Un peu de violence

La merveilleuse finesse de Annie Dillard !

Il ne se passera rien dans ce livre. Il y a simplement un peu de violence çà et là dans le langage, à ces carrefours où l’éternité épingle le temps.

[Voilà qui évoque aussi William Blake: L’éternité est amoureuse des productions du temps.]

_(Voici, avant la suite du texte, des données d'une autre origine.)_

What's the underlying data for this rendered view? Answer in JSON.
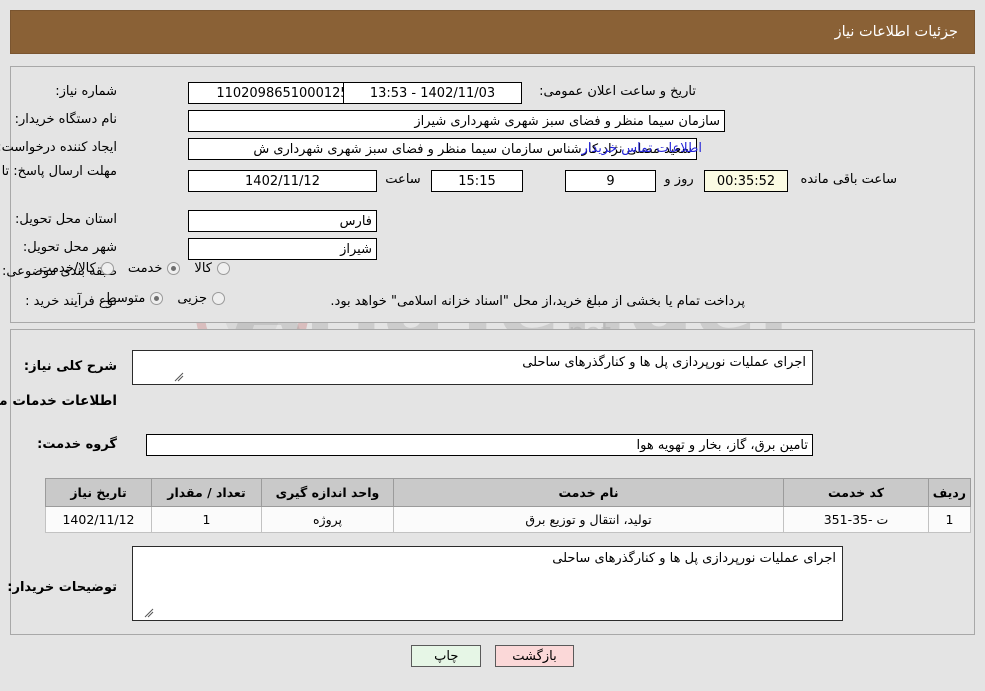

Annie Dillard, Pélerinage à Tinker Creek

La différence

La question de la différence ne devrait pas se poser puisqu’elle va de soi. Pourquoi parle-t-on [aujourd’hui plus qu’autrefois ?] de la différence ? Comme si la non-différence, l’indifférenciation était la norme ? Alors que c’est bien la diversité qui est la norme du vivant. L’idéologie (noire/sombre… ?) de l’identité, du semblable, du similaire, celle de l’assimilation, du clone, a la vie dure. Le divers fait peur au lieu d’éveiller l’intérêt, de stimuler la création. Les organisations – organisations sociales, entreprises – sont, la plupart du temps, engagées dans la répétition du même. Elle est mortelle, l’incapacité de notre société occidentale à se regarder depuis un ailleurs, à s’envisager comme l’autre de l’autre. Le politique, les média, ont une très grande responsabilité sur ce sujet. Les conséquences en sont majeures – et désastreuses.  René Girard nous alerte: Là où la différence fait défaut, c’est la violence qui menace. (cité par Th.Fabre, Éloge de la pensée de midi, p. 83)

Résistance

   À une époque où chacun se voit sommé de réussir et d’être performant, peut-être n’a-t-on jamais autant parlé de mal-être et de souffrance sociale. Naguère, les individus se regroupaient sans doute plus spontanément de façon collective pour combattre l' »oppression » ou l' »exploitation » ; ils inscrivaient leur souffrance dans une communauté humaine. Aujourd’hui, beaucoup de nos contemporains consultent, individuellement, le corps médical ou des psychologues. Les plus fragilisés par les logiques économiques actuelles et la pression sociale éprouvent un surcroît de tension. Ils ne trouvent plus d’espaces de reconnaissance et souffrent de voir sur l’écran de télévision l’argent s’étaler, les richesses déborder ; alors que leur quotidien devient de plus en plus précaire.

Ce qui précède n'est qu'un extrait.